I made my normal enchilada sauce to go head to head with another recipe that I found online. I figured that was perfect for a snow day. I pulled out the ingredients on the counter to make sure that I had everything. I used the ground oregano but normally I use the regular stuff but I haven't had any recipes for the ground stuff so I decided that it was time to use it up.
I added the oil and flour to the pan and stirred together.
They mixed together to make a little paste.
I added the seasoning to the pot and stirred until it was really fragrant. YUM!!
When it all cooked up was a thick paste that I pushed to the edge of the pot.
I measured the chicken broth from the broth that I just made which was super tasty.
When it was mixed, it looked pretty brown but still smelled great.
The other enchilada sauce recipe started with exactly the same other steps but then when I got to this step I added crushed tomatoes before the chicken broth.
When the enchilada sauce was mixed, it was a little more red but still had a lot of brown.
I put them in containers in the fridge side by side for the test.
I put the sauce in the bottom of the pan and it shows you how different they are in color.
We had the enchiladas that night because my husband said it was torture to smell it all day and then not to get to eat them right away. The two flavors were different and both good. We decided that they would be good mixed together so I mixed the extras and put them in the freezer in individual serving sized bags for future use.
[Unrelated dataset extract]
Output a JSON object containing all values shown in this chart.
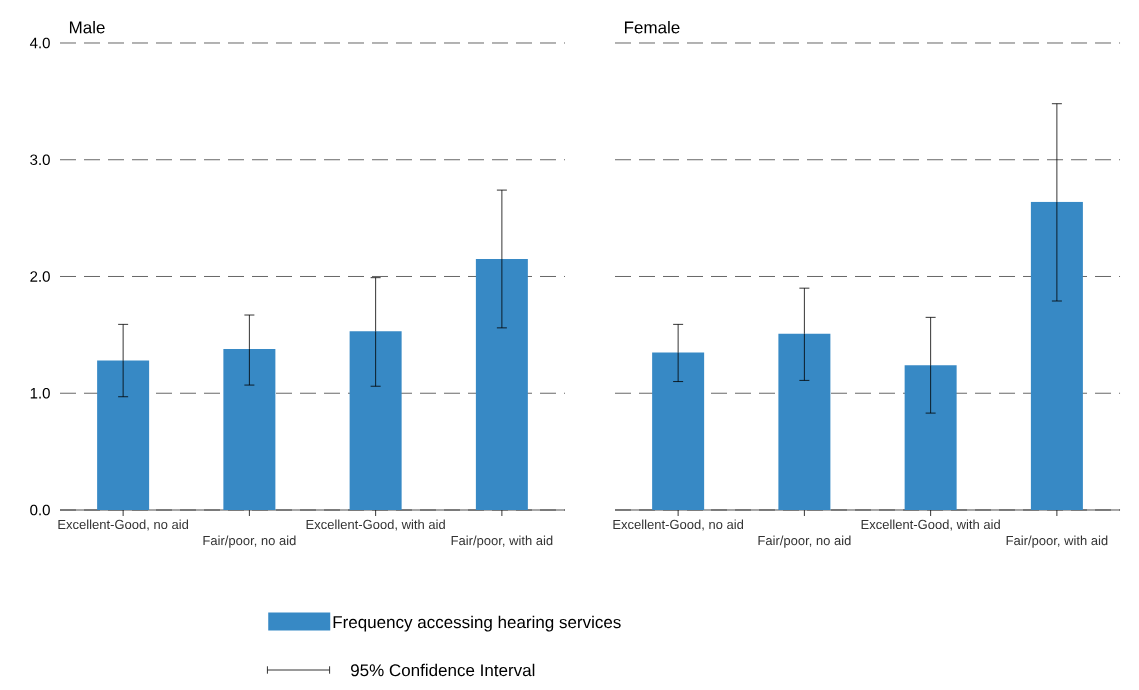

I hope that you try them and see what you like for you and your family!!
Red Chili Sauce
Ingredients:
- 2 Tbsp. vegetable or canola oil
- 2 Tbsp. all-purpose or gluten-free flour
- 4 Tbsp. chili powder
- 1/2 tsp. garlic powder
- 1/2 tsp. salt
- 1/4 tsp. cumin
- 1/4 tsp. oregano
- 2 cups chicken or vegetable stock
Directions:
Heat oil in a small saucepan over
medium-high heat. Add flour and stir together over the heat for one minute.
Stir in the remaining seasonings (chili powder through oregano). Then gradually
add in the stock, whisking constantly to remove lumps. Reduce heat and simmer
10-15 minutes until thick.
Use immediately or refrigerate in an
air-tight container for up to two weeks.
Enchilada Sauce
Ingredients:
- 2 tbsp vegetable oil
- 2 tbsp flour
- 2 tbsp chili powder
- 1/2 tsp cumin
- 1/4 tsp cayenne pepper (optional which I don't use)
- 1-2 cups water or chicken broth
- 8 oz crushed tomatoes
- 1 tsp garlic powder
- 1/2 tsp onion powder
- 1/2 tsp salt
Directions:
Heat the oil, flour and chili powder together in a large pot. Allow to cook for a minute or two.
Add
the remaining ingredients and bring to a slow simmer. Stir well to
combine and dissolve tomato paste in water. Allow to cook for at least
20 minutes, stirring occasionally. Add more spices as desired.